Indonesian Mining Association (IMA) menyatakan keberatan terhadap rencana Pemerintah Indonesia yang tengah mengkaji penerapan skema bagi hasil seperti sektor migas untuk industri pertambangan minerba pada Jumat, 8 Mei 2026. Organisasi tersebut menilai karakteristik komoditas tambang memiliki kompleksitas yang jauh berbeda dengan sektor minyak dan gas bumi.
Menteri Energi dan Sumber Daya Mineral (ESDM) Bahlil Lahadalia sebelumnya mengungkapkan bahwa pemerintah berencana mengoptimalkan pendapatan negara dari sektor tambang sesuai amanat Pasal 33 UUD 1945. Bahlil menyebutkan rencana ini telah dibahas dalam rapat bersama Presiden Prabowo Subianto di Jakarta pada Selasa, 5 Mei 2026.
"Ke depan kita akan mencoba mengoptimalkan pendapatan negara secara maksimal, terutama dari pengelolaan pertambangan," ujar Bahlil Lahadalia, Menteri ESDM.
Pemerintah tengah mempertimbangkan untuk mengadopsi model kerja sama baru yang mengacu pada pola pengelolaan migas. Hal ini dimaksudkan agar negara memperoleh porsi keuntungan yang lebih besar baik dari proyek tambang lama maupun baru.
"Bukan berarti konsesi dihapus, tetap ada. Tapi kita ingin keseimbangan yang lebih adil, di mana negara mendapatkan bagian yang lebih besar," jelas Bahlil Lahadalia, Menteri ESDM.
Opsi penggunaan skema cost recovery dan gross split sedang diuji coba untuk melihat kemungkinannya diterapkan pada kerja sama dengan pihak swasta. Bahlil menegaskan bahwa penataan ulang ini bertujuan untuk memastikan negara mengantongi porsi kepemilikan yang lebih signifikan.
"Kita akan memakai contoh seperti pembagian hasil daripada pengelolaan migas kita. Migas kita itu kan ada cost recovery, ada gross split, mungkin pola-pola itu yang akan coba kita exercise untuk kita bangun untuk bisa melakukan kerja sama dengan pihak swasta," ujar Bahlil Lahadalia, Menteri ESDM.
Menanggapi wacana tersebut, Direktur Eksekutif API-IMA Sari Esayanti menjelaskan bahwa industri pertambangan mineral dan batubara memiliki risiko dan siklus usaha yang unik. Menurut laporan CNN Indonesia, IMA mengkhawatirkan tantangan implementasi jika skema Production Sharing Contract (PSC) dipaksakan pada sektor minerba.
"Industri pertambangan minerba memiliki karakteristik yang unik dengan tingkat kompleksitas yang berbeda pada masing-masing komoditas.

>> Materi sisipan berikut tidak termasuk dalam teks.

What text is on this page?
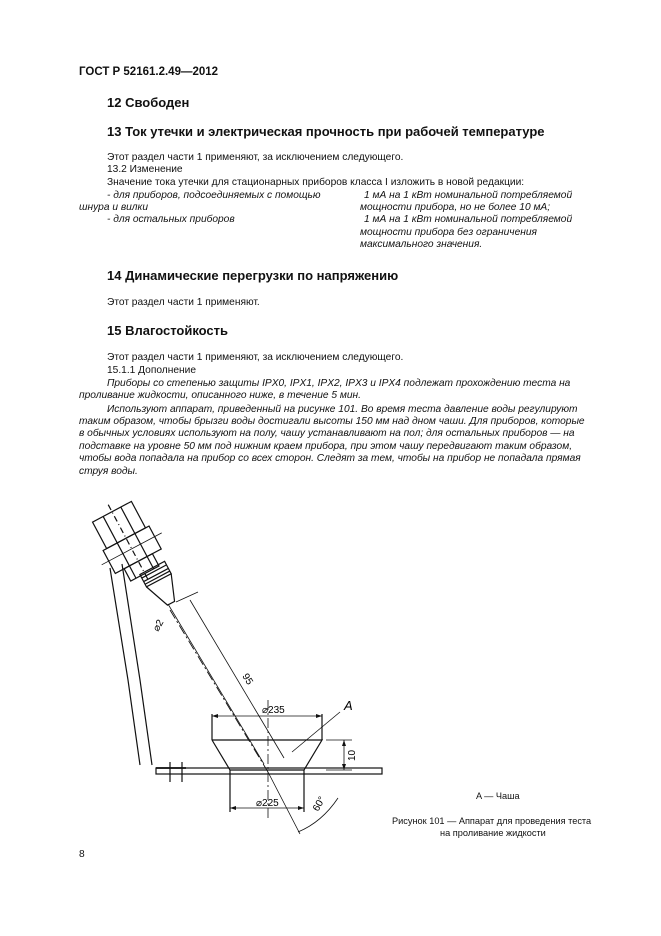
ГОСТ Р 52161.2.49—2012
12 Свободен
13 Ток утечки и электрическая прочность при рабочей температуре
Этот раздел части 1 применяют, за исключением следующего.
13.2 Изменение
Значение тока утечки для стационарных приборов класса I изложить в новой редакции:
- для приборов, подсоединяемых с помощью
шнура и вилки
1 мА на 1 кВт номинальной потребляемой
мощности прибора, но не более 10 мА;
- для остальных приборов	1 мА на 1 кВт номинальной потребляемой
мощности прибора без ограничения
максимального значения.
14 Динамические перегрузки по напряжению
Этот раздел части 1 применяют.
15 Влагостойкость
Этот раздел части 1 применяют, за исключением следующего.
15.1.1 Дополнение
Приборы со степенью защиты IPX0, IPX1, IPX2, IPX3 и IPX4 подлежат прохождению теста на
проливание жидкости, описанного ниже, в течение 5 мин.
Используют аппарат, приведенный на рисунке 101. Во время теста давление воды регулируют
таким образом, чтобы брызги воды достигали высоты 150 мм над дном чаши. Для приборов, которые
в обычных условиях используют на полу, чашу устанавливают на пол; для остальных приборов — на
подставке на уровне 50 мм под нижним краем прибора, при этом чашу передвигают таким образом,
чтобы вода попадала на прибор со всех сторон. Следят за тем, чтобы на прибор не попадала прямая
струя воды.
⌀2
95
⌀235
10
⌀225	60°
A
A — Чаша
Рисунок 101 — Аппарат для проведения теста
на проливание жидкости
8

Perbedaan mendasar inilah yang membuat banyak negara menerapkan sistem royalti dan fiskal yang berbeda dengan sektor migas," ujar Sari Esayanti, Direktur Eksekutif API-IMA.

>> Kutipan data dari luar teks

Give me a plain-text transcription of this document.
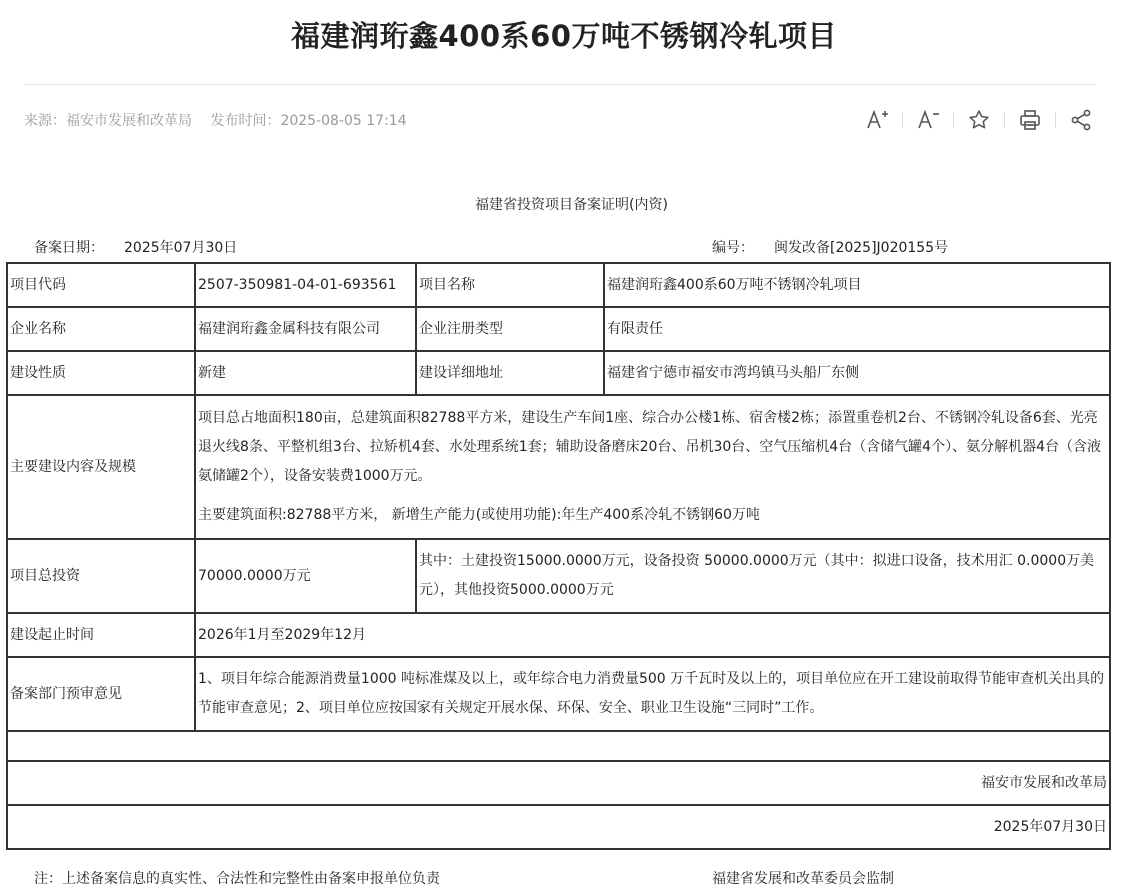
福建润珩鑫400系60万吨不锈钢冷轧项目
来源：福安市发展和改革局 发布时间：2025-08-05 17:14
福建省投资项目备案证明(内资)
备案日期： 2025年07月30日	编号： 闽发改备[2025]J020155号
项目代码	2507-350981-04-01-693561	项目名称	福建润珩鑫400系60万吨不锈钢冷轧项目
企业名称	福建润珩鑫金属科技有限公司	企业注册类型	有限责任
建设性质	新建	建设详细地址	福建省宁德市福安市湾坞镇马头船厂东侧
主要建设内容及规模	项目总占地面积180亩，总建筑面积82788平方米，建设生产车间1座、综合办公楼1栋、宿舍楼2栋；添置重卷机2台、不锈钢冷轧设备6套、光亮退火线8条、平整机组3台、拉矫机4套、水处理系统1套；辅助设备磨床20台、吊机30台、空气压缩机4台（含储气罐4个）、氨分解机器4台（含液氨储罐2个），设备安装费1000万元。
主要建筑面积:82788平方米， 新增生产能力(或使用功能):年生产400系冷轧不锈钢60万吨		

项目总投资	70000.0000万元	其中：土建投资15000.0000万元，设备投资 50000.0000万元（其中：拟进口设备，技术用汇 0.0000万美元），其他投资5000.0000万元	
建设起止时间	2026年1月至2029年12月		
备案部门预审意见	1、项目年综合能源消费量1000 吨标准煤及以上，或年综合电力消费量500 万千瓦时及以上的，项目单位应在开工建设前取得节能审查机关出具的节能审查意见；2、项目单位应按国家有关规定开展水保、环保、安全、职业卫生设施“三同时”工作。		

福安市发展和改革局			
2025年07月30日			
注：上述备案信息的真实性、合法性和完整性由备案申报单位负责	福建省发展和改革委员会监制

IMA menekankan bahwa stabilitas kebijakan fiskal sangat krusial bagi keberlanjutan investasi nasional. Saat ini, para pelaku usaha tambang diklaim sudah menghadapi berbagai tekanan dari penyesuaian kebijakan mulai dari bea keluar hingga penerapan kebijakan B50.

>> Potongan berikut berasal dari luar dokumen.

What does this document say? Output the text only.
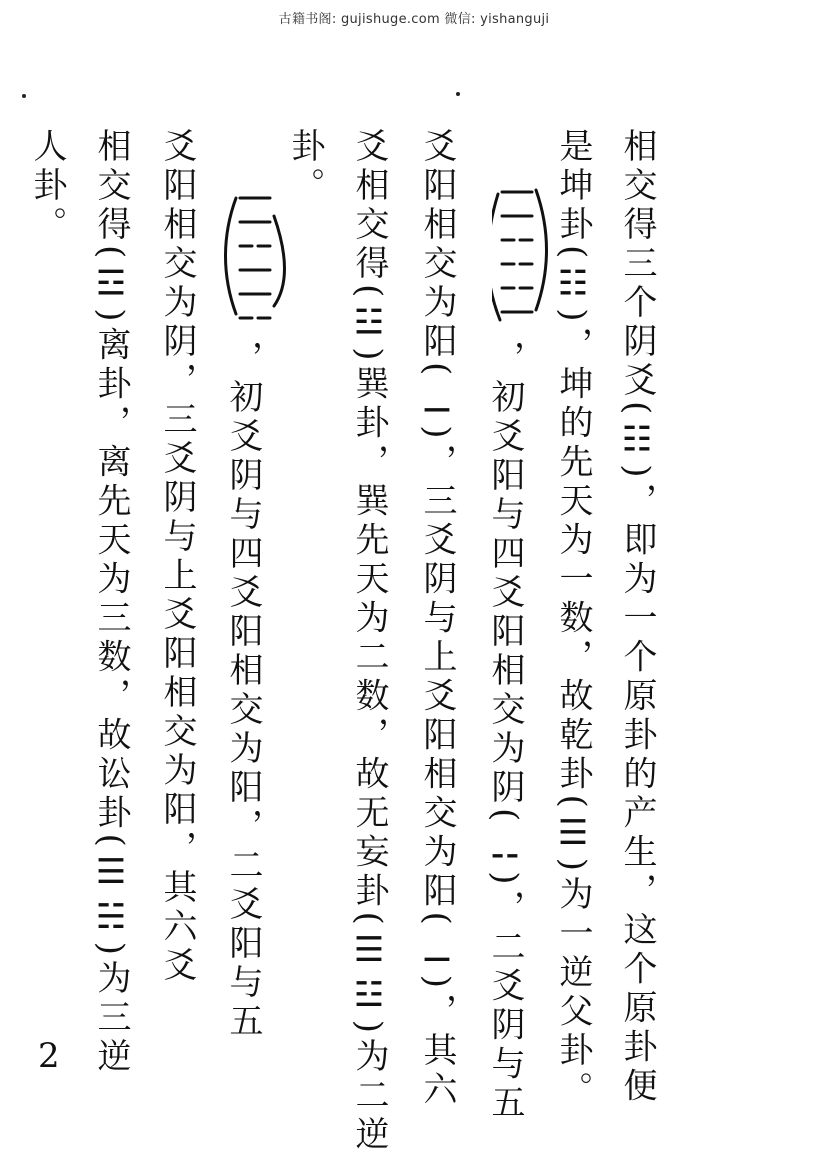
古籍书阁: gujishuge.com 微信: yishanguji
相交得三个阴爻(☷)，即为一个原卦的产生，这个原卦便
是坤卦(☷)，坤的先天为一数，故乾卦(☰)为一逆父卦。
，初爻阳与四爻阳相交为阴(⚋)，二爻阴与五
爻阳相交为阳(⚊)，三爻阴与上爻阳相交为阳(⚊)，其六
爻相交得(☳)巽卦，巽先天为二数，故无妄卦(☰☳)为二逆
卦。
，初爻阴与四爻阳相交为阳，二爻阳与五
爻阳相交为阴，三爻阴与上爻阳相交为阳，其六爻
相交得(☲)离卦，离先天为三数，故讼卦(☰☵)为三逆
人卦。
2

"Kami berharap adanya kestabilan kewajiban keuangan agar iklim investasi tetap terjaga dan sustainability operasi pertambangan dapat berjalan dengan baik. Saat ini industri menghadapi berbagai penyesuaian kebijakan seperti perubahan DHE, royalti, HPM, bea keluar, hingga penerapan B50 yang turut menambah tantangan operasional perusahaan tambang," tambah Sari Esayanti, Direktur Eksekutif API-IMA.